Tuesday, March 9, 2010

My Return

Had a chat with my mom on msn and she dropped something on me which I found a bit of something from a movie. She said, "You're father is waiting for your return." I had this image of a young prince who had been wandering the earth in training to one day take over the throne to rule. Just in case you were wondering, no, I am in no way equating myself to a prince. It was just an image, an analogy that popped inside this noggin of mine. I get this feeling of great responsibility and expectancy upon my shoulder when I read that. I know I'm supposed to take over the firm one day but this kind of had a different tone to it.
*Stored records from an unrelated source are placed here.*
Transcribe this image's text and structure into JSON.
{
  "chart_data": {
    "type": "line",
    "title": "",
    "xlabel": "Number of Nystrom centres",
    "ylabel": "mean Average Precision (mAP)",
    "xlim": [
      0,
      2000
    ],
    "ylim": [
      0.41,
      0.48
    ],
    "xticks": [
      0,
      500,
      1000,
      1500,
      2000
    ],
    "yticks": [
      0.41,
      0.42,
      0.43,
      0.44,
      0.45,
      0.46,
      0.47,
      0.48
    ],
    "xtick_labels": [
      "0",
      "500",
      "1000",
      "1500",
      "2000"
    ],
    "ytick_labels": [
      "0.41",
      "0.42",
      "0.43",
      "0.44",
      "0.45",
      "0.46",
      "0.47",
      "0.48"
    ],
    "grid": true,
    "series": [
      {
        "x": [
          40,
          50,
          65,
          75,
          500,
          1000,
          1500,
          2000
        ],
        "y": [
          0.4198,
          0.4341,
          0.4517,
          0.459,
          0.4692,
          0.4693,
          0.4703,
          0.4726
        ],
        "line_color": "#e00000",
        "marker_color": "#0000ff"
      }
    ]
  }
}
It seemed to me for a moment that Dad won't be totally 100% into politics until I return. I understand why he's getting involved in all this. For the sake of justice and to uphold the rights of the poor, the needy and the oppressed.
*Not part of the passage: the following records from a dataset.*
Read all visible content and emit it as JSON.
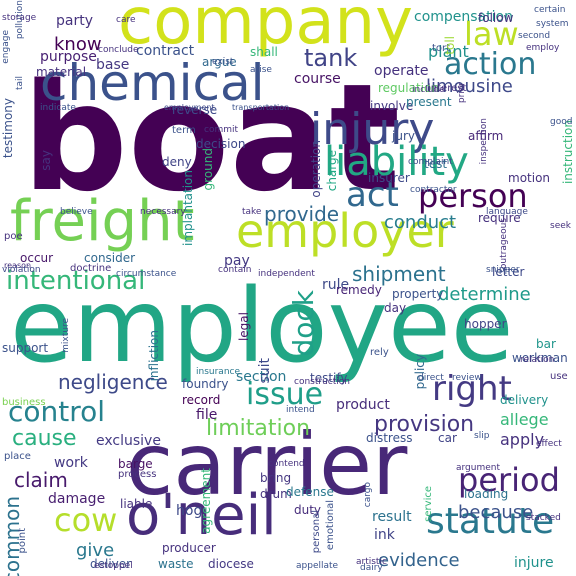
{
  "words": [
    {
      "text": "boat",
      "color": "#440154"
    },
    {
      "text": "employee",
      "color": "#21a685"
    },
    {
      "text": "carrier",
      "color": "#482878"
    },
    {
      "text": "company",
      "color": "#d2e21b"
    },
    {
      "text": "employer",
      "color": "#bddf26"
    },
    {
      "text": "freight",
      "color": "#75d054"
    },
    {
      "text": "chemical",
      "color": "#3b528b"
    },
    {
      "text": "injury",
      "color": "#3e4a89"
    },
    {
      "text": "o'neil",
      "color": "#472d7b"
    },
    {
      "text": "liability",
      "color": "#22a884"
    },
    {
      "text": "act",
      "color": "#31688e"
    },
    {
      "text": "person",
      "color": "#440154"
    },
    {
      "text": "intentional",
      "color": "#35b779"
    },
    {
      "text": "control",
      "color": "#26828e"
    },
    {
      "text": "right",
      "color": "#443a83"
    },
    {
      "text": "issue",
      "color": "#1f9e89"
    },
    {
      "text": "statute",
      "color": "#2a788e"
    },
    {
      "text": "period",
      "color": "#482475"
    },
    {
      "text": "law",
      "color": "#bddf26"
    },
    {
      "text": "action",
      "color": "#2a788e"
    },
    {
      "text": "cow",
      "color": "#b5de2b"
    },
    {
      "text": "limitation",
      "color": "#6ece58"
    },
    {
      "text": "tank",
      "color": "#414487"
    },
    {
      "text": "negligence",
      "color": "#3e4a89"
    },
    {
      "text": "cause",
      "color": "#29af7f"
    },
    {
      "text": "dock",
      "color": "#1fa088"
    },
    {
      "text": "claim",
      "color": "#481a6c"
    },
    {
      "text": "provision",
      "color": "#453781"
    },
    {
      "text": "evidence",
      "color": "#33638d"
    },
    {
      "text": "limousine",
      "color": "#3e4989"
    },
    {
      "text": "provide",
      "color": "#31688e"
    },
    {
      "text": "shipment",
      "color": "#2c728e"
    },
    {
      "text": "determine",
      "color": "#1f9a8a"
    },
    {
      "text": "conduct",
      "color": "#287d8e"
    },
    {
      "text": "because",
      "color": "#3b528b"
    },
    {
      "text": "common",
      "color": "#2c728e"
    },
    {
      "text": "know",
      "color": "#440154"
    },
    {
      "text": "party",
      "color": "#46337e"
    },
    {
      "text": "compensation",
      "color": "#20928c"
    },
    {
      "text": "apply",
      "color": "#46327e"
    },
    {
      "text": "injure",
      "color": "#20928c"
    },
    {
      "text": "give",
      "color": "#2a788e"
    },
    {
      "text": "allege",
      "color": "#35b779"
    },
    {
      "text": "plant",
      "color": "#21918c"
    },
    {
      "text": "operate",
      "color": "#46327e"
    },
    {
      "text": "course",
      "color": "#471365"
    },
    {
      "text": "base",
      "color": "#453882"
    },
    {
      "text": "contract",
      "color": "#3b528b"
    },
    {
      "text": "purpose",
      "color": "#482173"
    },
    {
      "text": "rule",
      "color": "#3e4a89"
    },
    {
      "text": "work",
      "color": "#443983"
    },
    {
      "text": "damage",
      "color": "#481f70"
    },
    {
      "text": "section",
      "color": "#2a788e"
    },
    {
      "text": "file",
      "color": "#48186a"
    },
    {
      "text": "result",
      "color": "#2c728e"
    },
    {
      "text": "product",
      "color": "#472d7b"
    },
    {
      "text": "hog",
      "color": "#3e4a89"
    },
    {
      "text": "ink",
      "color": "#414487"
    },
    {
      "text": "pay",
      "color": "#443983"
    },
    {
      "text": "suit",
      "color": "#3e4989"
    },
    {
      "text": "exclusive",
      "color": "#443a83"
    },
    {
      "text": "barge",
      "color": "#471063"
    },
    {
      "text": "distress",
      "color": "#3b528b"
    },
    {
      "text": "insurer",
      "color": "#3e4a89"
    },
    {
      "text": "decision",
      "color": "#3e4a89"
    },
    {
      "text": "deny",
      "color": "#414487"
    },
    {
      "text": "say",
      "color": "#46327e"
    },
    {
      "text": "occur",
      "color": "#48186a"
    },
    {
      "text": "consider",
      "color": "#31688e"
    },
    {
      "text": "require",
      "color": "#46307e"
    },
    {
      "text": "bar",
      "color": "#1f958b"
    },
    {
      "text": "car",
      "color": "#414487"
    },
    {
      "text": "test",
      "color": "#2d708e"
    },
    {
      "text": "jury",
      "color": "#3b528b"
    },
    {
      "text": "day",
      "color": "#46327e"
    },
    {
      "text": "property",
      "color": "#3b528b"
    },
    {
      "text": "remedy",
      "color": "#482677"
    },
    {
      "text": "testify",
      "color": "#3e4a89"
    },
    {
      "text": "record",
      "color": "#440154"
    },
    {
      "text": "foundry",
      "color": "#3b528b"
    },
    {
      "text": "drum",
      "color": "#46337e"
    },
    {
      "text": "bring",
      "color": "#453781"
    },
    {
      "text": "duty",
      "color": "#472d7b"
    },
    {
      "text": "producer",
      "color": "#46327e"
    },
    {
      "text": "waste",
      "color": "#2c728e"
    },
    {
      "text": "diocese",
      "color": "#443983"
    },
    {
      "text": "defense",
      "color": "#2a788e"
    },
    {
      "text": "deliver",
      "color": "#3b528b"
    },
    {
      "text": "policy",
      "color": "#31688e"
    },
    {
      "text": "hopper",
      "color": "#414487"
    },
    {
      "text": "delivery",
      "color": "#20928c"
    },
    {
      "text": "loading",
      "color": "#2c728e"
    },
    {
      "text": "workman",
      "color": "#3b528b"
    },
    {
      "text": "letter",
      "color": "#3e4a89"
    },
    {
      "text": "legal",
      "color": "#471365"
    },
    {
      "text": "agreement",
      "color": "#35b779"
    },
    {
      "text": "operation",
      "color": "#414487"
    },
    {
      "text": "charge",
      "color": "#22a884"
    },
    {
      "text": "implantation",
      "color": "#21918c"
    },
    {
      "text": "infliction",
      "color": "#2c728e"
    },
    {
      "text": "motion",
      "color": "#46327e"
    },
    {
      "text": "affirm",
      "color": "#482878"
    },
    {
      "text": "involve",
      "color": "#443983"
    },
    {
      "text": "regulation",
      "color": "#5ec962"
    },
    {
      "text": "present",
      "color": "#2a788e"
    },
    {
      "text": "follow",
      "color": "#46327e"
    },
    {
      "text": "shall",
      "color": "#35b779"
    },
    {
      "text": "argue",
      "color": "#31688e"
    },
    {
      "text": "material",
      "color": "#46327e"
    },
    {
      "text": "testimony",
      "color": "#3b528b"
    },
    {
      "text": "instruction",
      "color": "#35b779"
    },
    {
      "text": "tort",
      "color": "#3b528b"
    },
    {
      "text": "toll",
      "color": "#a0da39"
    },
    {
      "text": "term",
      "color": "#3b528b"
    },
    {
      "text": "reverse",
      "color": "#3e4a89"
    },
    {
      "text": "interest",
      "color": "#46327e"
    },
    {
      "text": "ground",
      "color": "#35b779"
    },
    {
      "text": "support",
      "color": "#3b528b"
    },
    {
      "text": "business",
      "color": "#7ad151"
    },
    {
      "text": "place",
      "color": "#3b528b"
    },
    {
      "text": "point",
      "color": "#3b528b"
    },
    {
      "text": "liable",
      "color": "#46327e"
    },
    {
      "text": "process",
      "color": "#46327e"
    },
    {
      "text": "emotional",
      "color": "#3b528b"
    },
    {
      "text": "service",
      "color": "#35b779"
    },
    {
      "text": "personal",
      "color": "#3e4a89"
    },
    {
      "text": "independent",
      "color": "#46327e"
    },
    {
      "text": "circumstance",
      "color": "#3b528b"
    },
    {
      "text": "doctrine",
      "color": "#46327e"
    },
    {
      "text": "contain",
      "color": "#46327e"
    },
    {
      "text": "insurance",
      "color": "#2a788e"
    },
    {
      "text": "construction",
      "color": "#46327e"
    },
    {
      "text": "direct",
      "color": "#3b528b"
    },
    {
      "text": "review",
      "color": "#3b528b"
    },
    {
      "text": "relation",
      "color": "#46327e"
    },
    {
      "text": "use",
      "color": "#46327e"
    },
    {
      "text": "rely",
      "color": "#3b528b"
    },
    {
      "text": "contractor",
      "color": "#3b528b"
    },
    {
      "text": "language",
      "color": "#3e4a89"
    },
    {
      "text": "seek",
      "color": "#46327e"
    },
    {
      "text": "outrageous",
      "color": "#46327e"
    },
    {
      "text": "complaint",
      "color": "#3e4a89"
    },
    {
      "text": "necessary",
      "color": "#46327e"
    },
    {
      "text": "believe",
      "color": "#3b528b"
    },
    {
      "text": "take",
      "color": "#46327e"
    },
    {
      "text": "good",
      "color": "#3b528b"
    },
    {
      "text": "commit",
      "color": "#46327e"
    },
    {
      "text": "employment",
      "color": "#3e4a89"
    },
    {
      "text": "transportation",
      "color": "#3b528b"
    },
    {
      "text": "include",
      "color": "#46327e"
    },
    {
      "text": "second",
      "color": "#3b528b"
    },
    {
      "text": "certain",
      "color": "#3b528b"
    },
    {
      "text": "employ",
      "color": "#46327e"
    },
    {
      "text": "system",
      "color": "#3b528b"
    },
    {
      "text": "care",
      "color": "#46327e"
    },
    {
      "text": "pollution",
      "color": "#3b528b"
    },
    {
      "text": "engage",
      "color": "#3b528b"
    },
    {
      "text": "storage",
      "color": "#46327e"
    },
    {
      "text": "conclude",
      "color": "#46327e"
    },
    {
      "text": "arise",
      "color": "#3b528b"
    },
    {
      "text": "exist",
      "color": "#3b528b"
    },
    {
      "text": "indicate",
      "color": "#3b528b"
    },
    {
      "text": "reason",
      "color": "#46327e"
    },
    {
      "text": "poe",
      "color": "#46327e"
    },
    {
      "text": "mixture",
      "color": "#3b528b"
    },
    {
      "text": "violation",
      "color": "#3e4a89"
    },
    {
      "text": "contend",
      "color": "#46327e"
    },
    {
      "text": "intend",
      "color": "#3b528b"
    },
    {
      "text": "argument",
      "color": "#46327e"
    },
    {
      "text": "slip",
      "color": "#3b528b"
    },
    {
      "text": "effect",
      "color": "#46327e"
    },
    {
      "text": "appellate",
      "color": "#3b528b"
    },
    {
      "text": "estoppel",
      "color": "#46327e"
    },
    {
      "text": "cargo",
      "color": "#3b528b"
    },
    {
      "text": "artistic",
      "color": "#46327e"
    },
    {
      "text": "dairy",
      "color": "#3b528b"
    },
    {
      "text": "stacked",
      "color": "#46327e"
    },
    {
      "text": "snipper",
      "color": "#3b528b"
    },
    {
      "text": "inspection",
      "color": "#46327e"
    },
    {
      "text": "tail",
      "color": "#3b528b"
    },
    {
      "text": "prior",
      "color": "#46327e"
    }
  ]
}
The prince carries the hope and wishes of the people when he becomes king. Likewise, I feel like I'm carrying the hope and wishes of my Dad. Yes, I look up to him very much. I remember him telling me once that he wants to see us make it in life and be better than him. Looking back now, I laugh at this statement. He has set the bar pretty high. Too high for my comfort. Now, he's waiting for me to return and take the lead and set a standard. There's nothing I can't handle. Or at least that's what I tell myself when I'm faced with something uncertain. Hey, go in with a positive attitude. I want to leave an impact in people's lives. Leave my mark in the hearts of people. Leave my legacy in the history pages of people's minds. Leave an impression just like what Dad is doing now. And he's getting there with his list of landmark cases on NCR and in the not so distant future, participating in the general elections. The bar just seems to get higher and higher.

Some people don't like living in the shadow of other people. But really, I don't mind.